For the benefit of current applicants, here are 3 ridiculous errors that you really shouldn’t be making:
(1) Emailing your application to more than one firm in the same email.
Yes, this happens. Too often. My firm has publicly stated that we don’t accept generic applications, so we don’t see this as much as before (the applicants have to change “To Whom It May Concern” to a specific law firm name, poor things), but the occasional one still does appear, with 10 law firms in the “To” field (at least figure out the BCC feature!).
(2) Attaching an unprofessional profile photo.
We all carry around high quality cameras with us everywhere we go these days. There’s no excuse for using a terrible photo of yourself in your job application. Please, no selfies where your arm is visibly stretched out to your smartphone, or cropped group photos with random extra shoulders and arms crowding in. Just get a friend to take a simple profile photo against a plain backdrop in good lighting.
(3) Writing a cover letter that takes up more than one page, but doesn’t say anything meaningful.

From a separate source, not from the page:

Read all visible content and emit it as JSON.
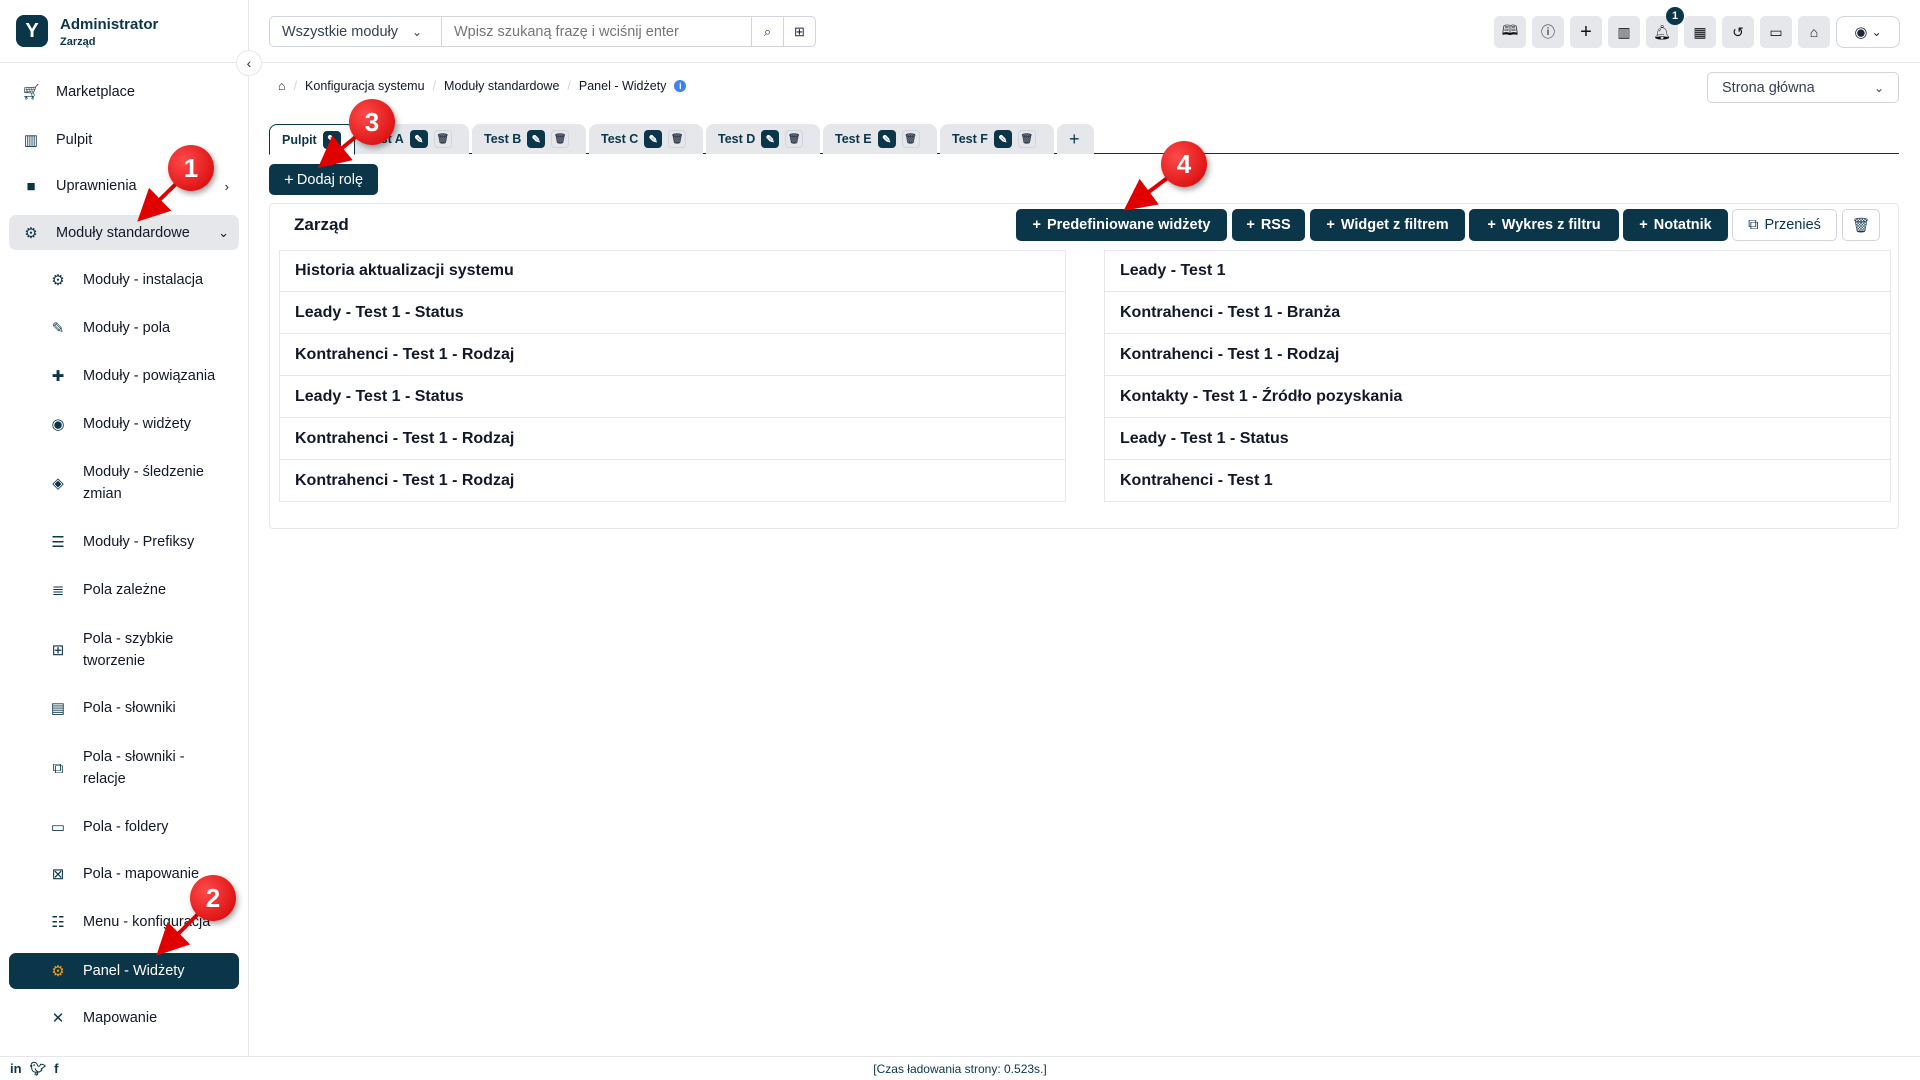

I truly appreciate applicants who take the time to craft cover letters that showcase their passions and personality. But I often get long cover letters that essentially copy-and-paste from the “About Us” page on our firm’s website, or the partner profiles. We know all about ourselves, and there’s no need for your job application to reproduce verbatim the list of awards and accolades that the firm has received. On a related note, some applicants may be surprised to discover that being the treasurer for the geography club in primary school isn’t all that impressive — please leave out the fluff.
These mistakes may seem silly and obvious, but they happen very regularly.